Никто меня не преследовал. Дома я спрятался между алтарем и нишей, в которой висели маски предков. Похоже, я потерял сознание, потому что когда я пришел в себя, было уже утро, я лежал на отцовской постели, а ласковая и испуганная Лусена, моя мачеха и мама, отпаивала меня каким-то горячим и очень горьким напитком, который мне ни до этого, ни после того никогда не доводилось пробовать. Отец, судя по его одеянию и по позе, собрался уйти на службу, но не уходил, стоял рядом и несколько раз растерянно спросил: «Может быть, вызвать врача?» Лусена же словно не слышала и не видела его, заглядывала мне в глаза, гладила по голове, поила из чаши и бормотала непонятные слова, похожие на заклинания.

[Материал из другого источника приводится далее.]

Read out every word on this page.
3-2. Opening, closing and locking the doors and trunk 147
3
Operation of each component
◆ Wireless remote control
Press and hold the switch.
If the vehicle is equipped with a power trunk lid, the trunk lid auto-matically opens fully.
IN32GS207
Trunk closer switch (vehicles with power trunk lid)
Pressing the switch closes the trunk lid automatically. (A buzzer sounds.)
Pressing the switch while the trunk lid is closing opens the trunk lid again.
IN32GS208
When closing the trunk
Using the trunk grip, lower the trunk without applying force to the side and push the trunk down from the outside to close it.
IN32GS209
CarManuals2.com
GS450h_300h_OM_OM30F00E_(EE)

Три дня я тяжко болел, то теряя сознание, то снова приходя в себя. А на четвертый день был совершенно здоров, словно не было у меня никакой болезни. И хотя мне едва исполнилось четыре года, каким-то взрослым и мудрым чутьем я догадался, что никогда и ни при каких обстоятельствах не следует расспрашивать Лусену о том, что происходило на берегу реки, и какой опасности я тогда подвергался.

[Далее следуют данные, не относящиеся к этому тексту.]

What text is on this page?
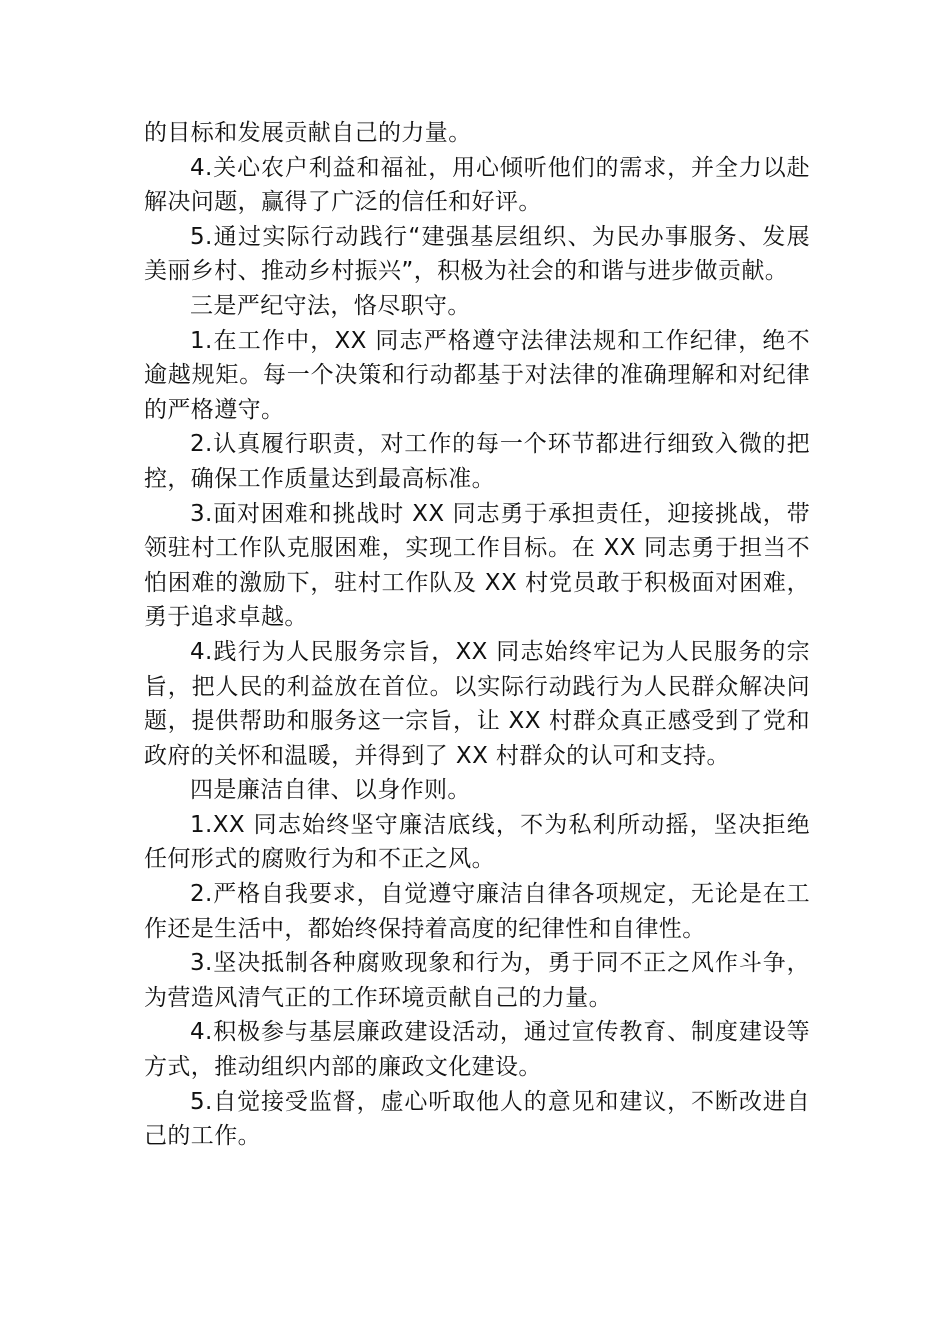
的目标和发展贡献自己的力量。

4.关心农户利益和福祉，用心倾听他们的需求，并全力以赴解决问题，赢得了广泛的信任和好评。

5.通过实际行动践行“建强基层组织、为民办事服务、发展美丽乡村、推动乡村振兴”，积极为社会的和谐与进步做贡献。

三是严纪守法，恪尽职守。

1.在工作中，XX 同志严格遵守法律法规和工作纪律，绝不逾越规矩。每一个决策和行动都基于对法律的准确理解和对纪律的严格遵守。

2.认真履行职责，对工作的每一个环节都进行细致入微的把控，确保工作质量达到最高标准。

3.面对困难和挑战时 XX 同志勇于承担责任，迎接挑战，带领驻村工作队克服困难，实现工作目标。在 XX 同志勇于担当不怕困难的激励下，驻村工作队及 XX 村党员敢于积极面对困难，勇于追求卓越。

4.践行为人民服务宗旨，XX 同志始终牢记为人民服务的宗旨，把人民的利益放在首位。以实际行动践行为人民群众解决问题，提供帮助和服务这一宗旨，让 XX 村群众真正感受到了党和政府的关怀和温暖，并得到了 XX 村群众的认可和支持。

四是廉洁自律、以身作则。

1.XX 同志始终坚守廉洁底线，不为私利所动摇，坚决拒绝任何形式的腐败行为和不正之风。

2.严格自我要求，自觉遵守廉洁自律各项规定，无论是在工作还是生活中，都始终保持着高度的纪律性和自律性。

3.坚决抵制各种腐败现象和行为，勇于同不正之风作斗争，为营造风清气正的工作环境贡献自己的力量。

4.积极参与基层廉政建设活动，通过宣传教育、制度建设等方式，推动组织内部的廉政文化建设。

5.自觉接受监督，虚心听取他人的意见和建议，不断改进自己的工作。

Однако еще один раз мне пришлось стать свидетелем этого страшного и дикого танца моей мачехи. Средь бела дня. Задолго до полнолуния. В Тевтобургском лесу… Но не будем торопить мои воспоминания.
XI. Через несколько месяцев после моей болезни я заметил, что змеи перестали приползать к Лусене.
А еще через десять лунных месяцев на свет появилась моя сестра, Примула Понтия.
Но прежде чем я начну вспоминать о ней, я хочу сказать несколько слов о своем отце, вернее, о его ко мне отношении.
XII. Есть мнение, что мужчина должен радоваться, когда у него рождается сын. Он должен особенно ценить этот дар богов, если сын у него единственный и если мать умерла при родах. Но тут, дорогой Луций, как раз тот случай, когда общепринятое мнение не соответствует частной истине жизни. – Отец мой, представь себе, не радовался и не ценил.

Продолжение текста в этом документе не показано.